Related: Your Tax Dollars Pay for Walmart Execs’ Bonuses

Meanwhile, on the same day the SEC passed the CEO/worker pay rule, it also inaugurated another rule requiring derivatives dealers and market participants to register with the agency, and it was so watered down as to be completely meaningless. Security-based swap dealers get conditional acceptance for registration just by filling out the application, and they can start trading immediately. In a separate proposal, entities that have been disqualified from participating in derivative markets because of statutory restrictions arising from fraud convictions or other penalties can continue to trade pending an SEC waiver. And if another agency grants a waiver, the SEC would have to automatically accept it.

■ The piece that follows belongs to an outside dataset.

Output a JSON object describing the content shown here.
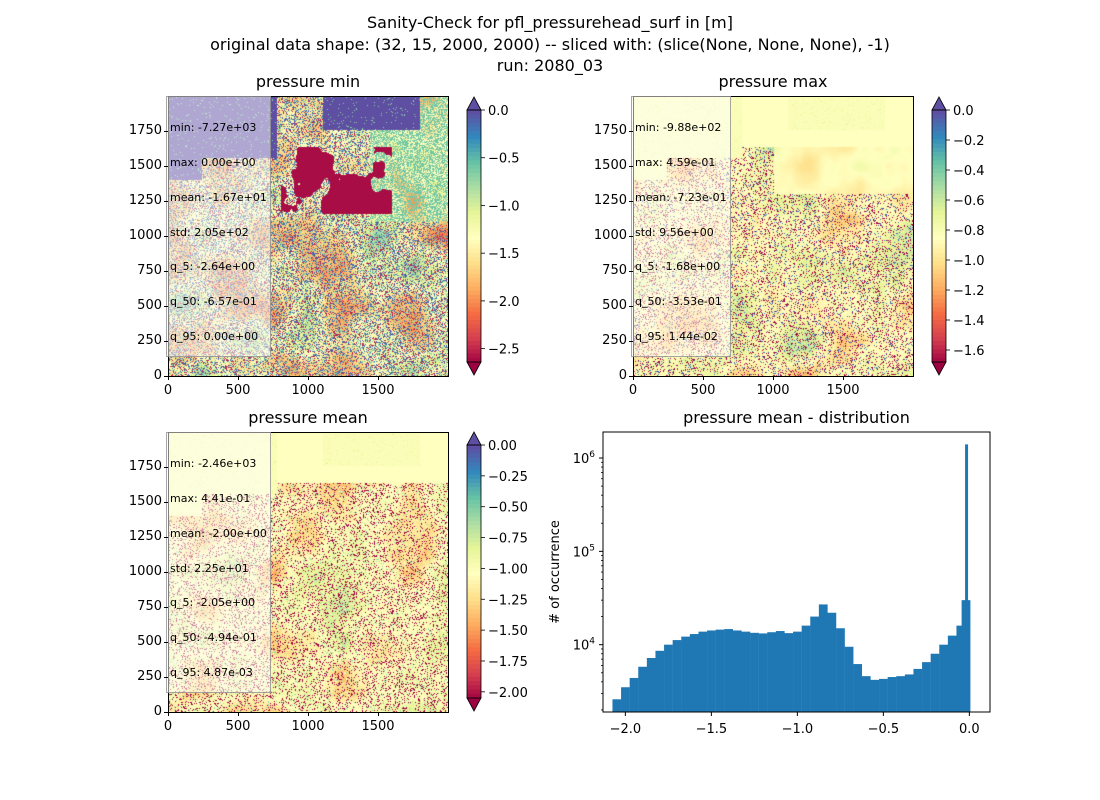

As Better Markets President and CEO Dennis Kelleher said in a statement, “The SEC is supposed to be the gold standard for investor and market protections, but today’s actions again call that into question.” You would hope that at least as much scrutiny would be paid to the mack truck driven through the derivatives rules as the feel-good CEO/worker pay rule. But there was barely a peep.

I recognize that runaway CEO compensation represents one of the fundamental shifts in the economy, as represented in that chart showing productivity gains not accruing to the median worker. But I don’t see how I’ll be any more enlightened about that trend in 2018 when self-interested companies report these pay ratios. Nor do I believe that disclosure and transparency is a sufficient condition to deal with such inequity. If you believe CEO compensation is out of whack, we have a perfectly good method through the tax code to deal with that. Getting a pay ratio to stick on a protest sign seems to me less useful.